Last October, the Department of Energy’s Advanced Research Projects Agency–Energy (ARPA-E) announced $151 million in funding for 37 bold energy projects. The agency was created to seed high-risk, high-reward technology companies that aim to transform how America is powered. With a total budget of $400 million, ARPA-E’s stated mission is to fund projects that will reduce America’s dependence on foreign energy imports, limit energy-related greenhouse gas emissions, improve energy efficiency, and make the United States a global competitor in the development of advanced energy technologies.

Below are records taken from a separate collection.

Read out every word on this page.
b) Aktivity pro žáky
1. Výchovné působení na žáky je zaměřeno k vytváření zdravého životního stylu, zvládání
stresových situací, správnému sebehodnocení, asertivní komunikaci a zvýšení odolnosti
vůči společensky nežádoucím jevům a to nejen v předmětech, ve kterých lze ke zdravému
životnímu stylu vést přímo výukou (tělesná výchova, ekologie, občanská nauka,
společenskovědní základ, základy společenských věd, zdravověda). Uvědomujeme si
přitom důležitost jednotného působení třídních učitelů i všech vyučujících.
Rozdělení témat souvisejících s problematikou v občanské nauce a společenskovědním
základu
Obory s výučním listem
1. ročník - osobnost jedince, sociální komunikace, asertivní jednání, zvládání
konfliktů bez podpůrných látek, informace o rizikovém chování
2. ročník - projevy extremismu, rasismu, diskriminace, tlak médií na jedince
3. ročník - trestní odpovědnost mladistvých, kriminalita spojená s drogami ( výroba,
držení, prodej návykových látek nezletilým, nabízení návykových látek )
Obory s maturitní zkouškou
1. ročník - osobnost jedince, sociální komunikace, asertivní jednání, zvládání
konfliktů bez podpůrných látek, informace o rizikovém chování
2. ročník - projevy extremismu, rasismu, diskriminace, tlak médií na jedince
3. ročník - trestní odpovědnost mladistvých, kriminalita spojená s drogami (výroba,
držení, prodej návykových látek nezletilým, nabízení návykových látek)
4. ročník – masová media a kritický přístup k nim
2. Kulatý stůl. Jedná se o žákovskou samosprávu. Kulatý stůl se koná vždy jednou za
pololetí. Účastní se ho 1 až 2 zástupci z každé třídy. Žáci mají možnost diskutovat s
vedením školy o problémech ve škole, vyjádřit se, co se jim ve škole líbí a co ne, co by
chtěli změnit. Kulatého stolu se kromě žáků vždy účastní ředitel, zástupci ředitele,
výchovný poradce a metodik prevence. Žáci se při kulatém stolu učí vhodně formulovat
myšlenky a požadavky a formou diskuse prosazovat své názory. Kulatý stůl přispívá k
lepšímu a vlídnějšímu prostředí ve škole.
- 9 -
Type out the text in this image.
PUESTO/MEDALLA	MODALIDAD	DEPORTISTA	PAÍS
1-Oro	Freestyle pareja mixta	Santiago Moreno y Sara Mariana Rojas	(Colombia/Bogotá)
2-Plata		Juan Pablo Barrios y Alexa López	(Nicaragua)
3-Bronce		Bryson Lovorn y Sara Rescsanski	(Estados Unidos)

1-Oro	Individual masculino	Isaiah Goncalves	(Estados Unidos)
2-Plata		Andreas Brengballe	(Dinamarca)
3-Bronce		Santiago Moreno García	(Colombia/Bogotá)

Can this new agency help close the gap between the United States and nations like China, Japan, and Korea currently dominating the emerging green-tech industry? ARPA-E’s $400 million budget is loose change compared to the massive investments—$217 billion—that China plans to make in green technologies over the next five years. Even the $80 billion pledged to green projects as part of Obama’s economic stimulus falls short, so the question remains whether the United States can really compete in a battle of green investments.

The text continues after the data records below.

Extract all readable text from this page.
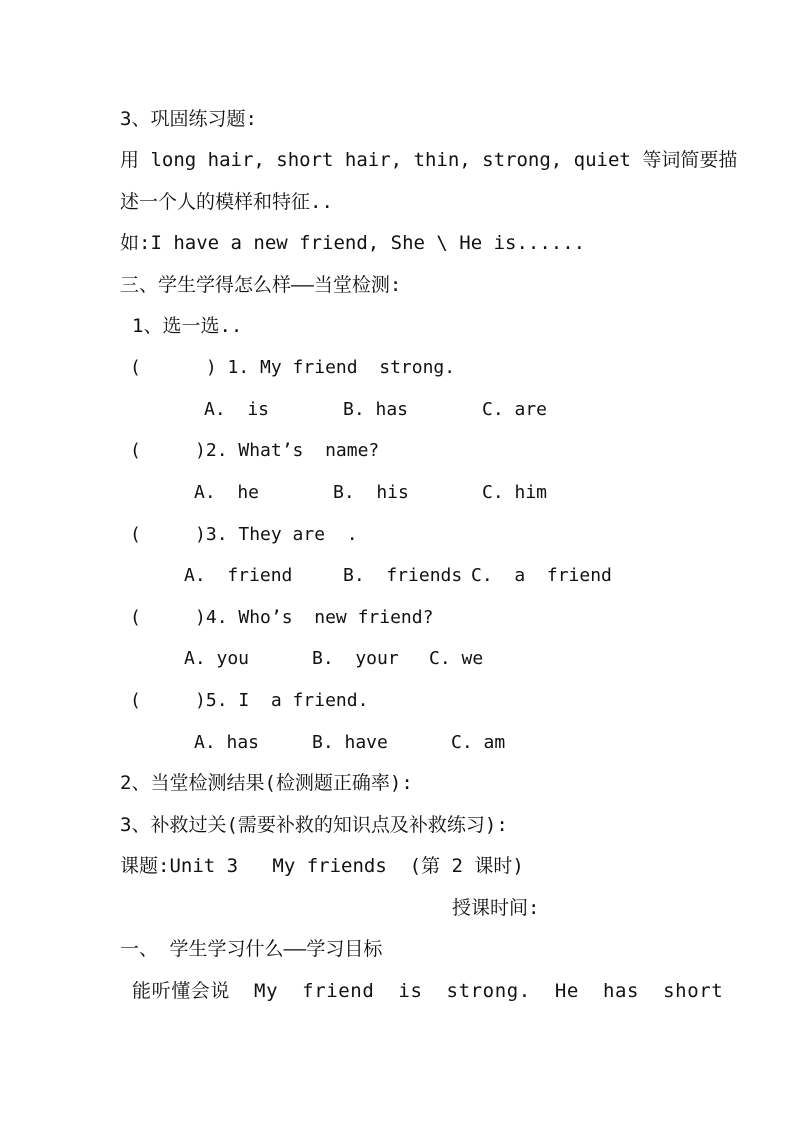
3、巩固练习题:
用 long hair, short hair, thin, strong, quiet 等词简要描
述一个人的模样和特征..
如:I have a new friend, She \ He is......
三、学生学得怎么样——当堂检测:
1、选一选..
(      ) 1. My friend  strong.
A.  is	B. has	C. are
(     )2. What’s  name?
A.  he	B.  his	C. him
(     )3. They are  .
A.  friend	B.  friends C.  a  friend
(     )4. Who’s  new friend?
A. you	B.  your C. we
(     )5. I  a friend.
A. has	B. have	C. am
2、当堂检测结果(检测题正确率):
3、补救过关(需要补救的知识点及补救练习):
课题:Unit 3   My friends  (第 2 课时)
授课时间:
一、 学生学习什么——学习目标
能听懂会说 My friend is strong. He has short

Rising Tigers, Sleeping Giant, a much-discussed report released by the Breakthrough Institute last November, found that China, Japan, and South Korea have all surpassed the United States in the production of virtually all types of clean-energy technologies. It is expected that over the next five years the governments of these nations will out-invest the United States three to one in the clean-tech sector.

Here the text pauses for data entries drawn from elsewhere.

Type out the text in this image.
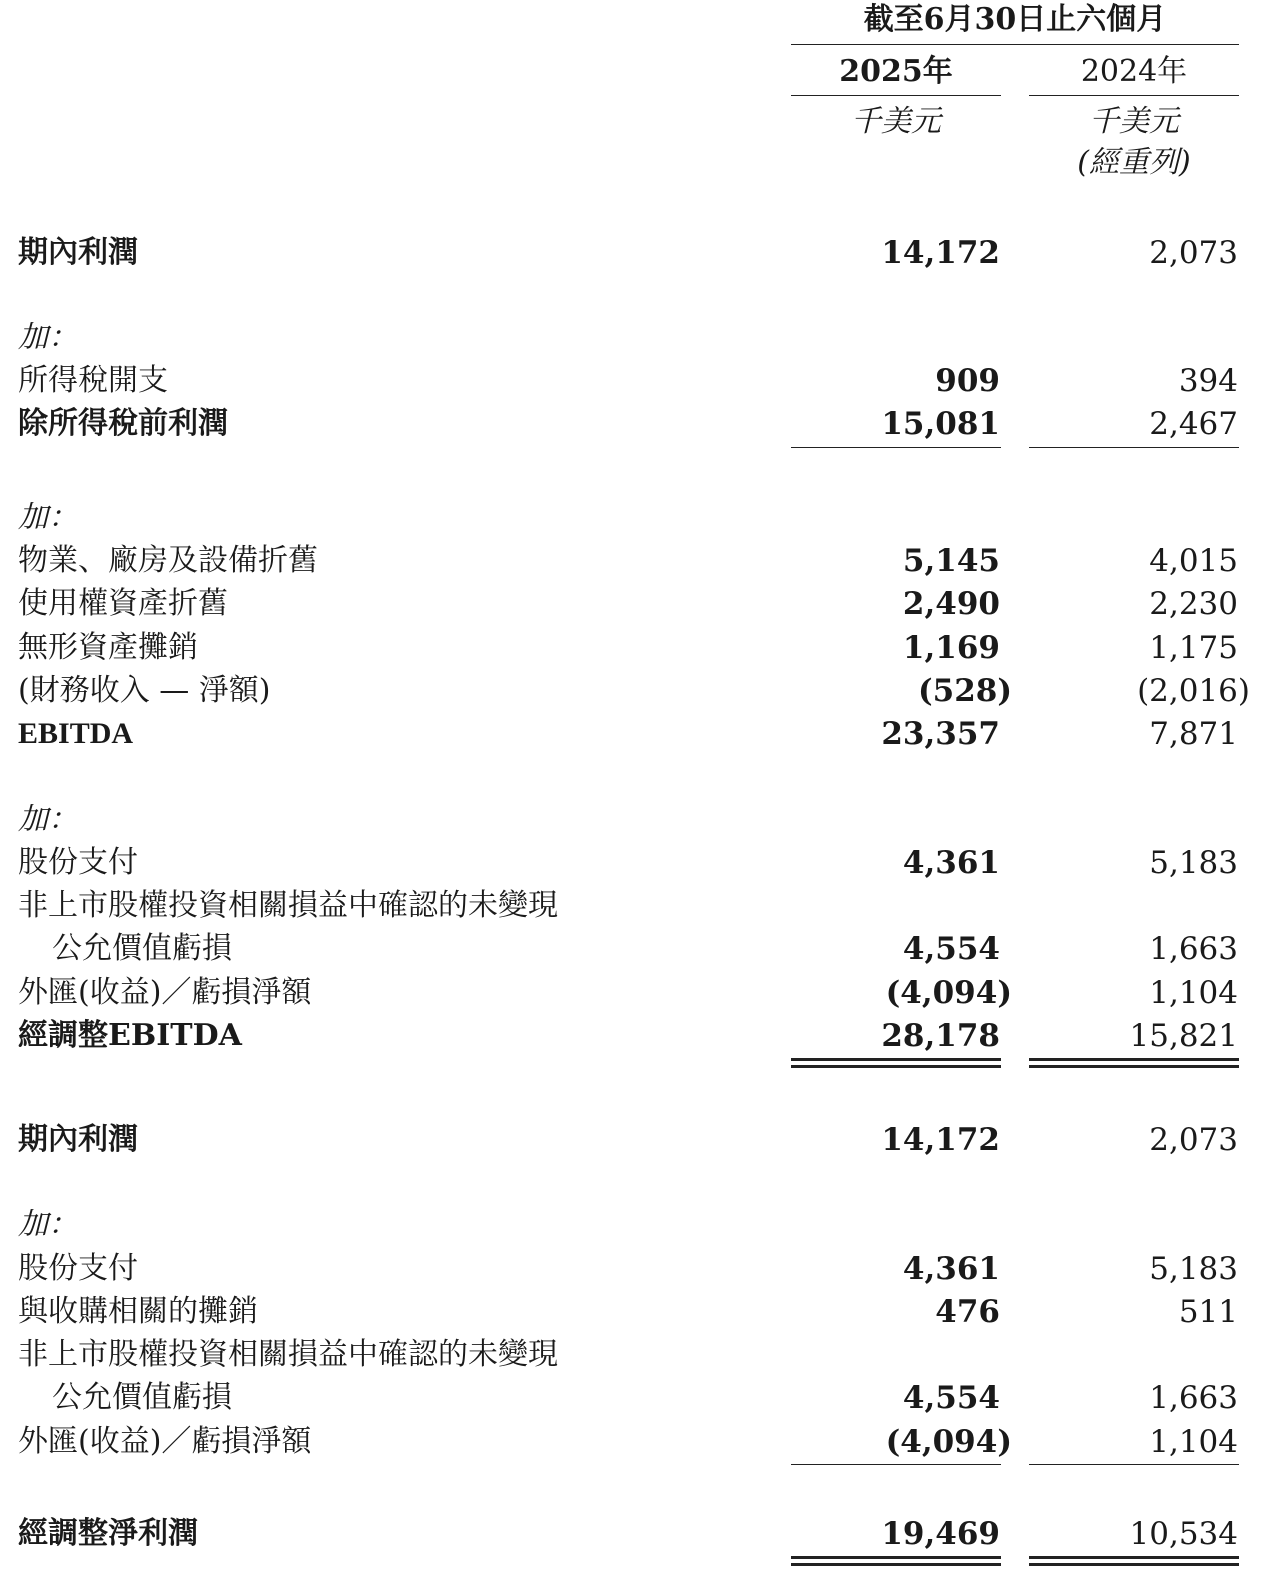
截至6月30日止六個月
2025年	2024年
千美元	千美元
(經重列)
期內利潤	14,172	2,073
加：
所得稅開支	909	394
除所得稅前利潤	15,081	2,467
加：
物業、廠房及設備折舊	5,145	4,015
使用權資產折舊	2,490	2,230
無形資產攤銷	1,169	1,175
(財務收入 — 淨額)	(528)	(2,016)
EBITDA	23,357	7,871
加：
股份支付	4,361	5,183
非上市股權投資相關損益中確認的未變現
公允價值虧損	4,554	1,663
外匯(收益)／虧損淨額	(4,094)	1,104
經調整EBITDA	28,178	15,821
期內利潤	14,172	2,073
加：
股份支付	4,361	5,183
與收購相關的攤銷	476	511
非上市股權投資相關損益中確認的未變現
公允價值虧損	4,554	1,663
外匯(收益)／虧損淨額	(4,094)	1,104
經調整淨利潤	19,469	10,534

What the United States lacks in total dollars invested, it will try to make up for in innovation. While it is expected that many of the 37 projects funded by ARPA-E will fail, the hope is that at least a few—or even one—will turn out to be game changers. Among the projects receiving the most funding are a new hybrid thermal-mechanical drill technology from Foro Energy intended to improve access to U.S. geothermal energy stores (grant: $9,151,300); FloDesign’s Mixer Ejector Wind Turbine, a high-efficiency shrouded wind turbine (grant: $8,325,400); EaglePicher and Pacific Northwest National Laboratory’s high-energy, low-cost planar liquid sodium beta batteries for grid-scale electrical power storage (grant: $7,200,000); and DuPont and Bio Architecture Lab’s biobutanol biofuel from seaweed (grant: $9,000,000).

The upshot of the Rising Tigers, Sleeping Giant report is that ultimately the public investment gap between the United States and Asia will cause private investors eager to fund promising green technologies to turn to Asia, not the United States. The report predicted that the United States, unless there is a focused and substantial increase in public investment, will likely have to import most of its green technologies in the coming years.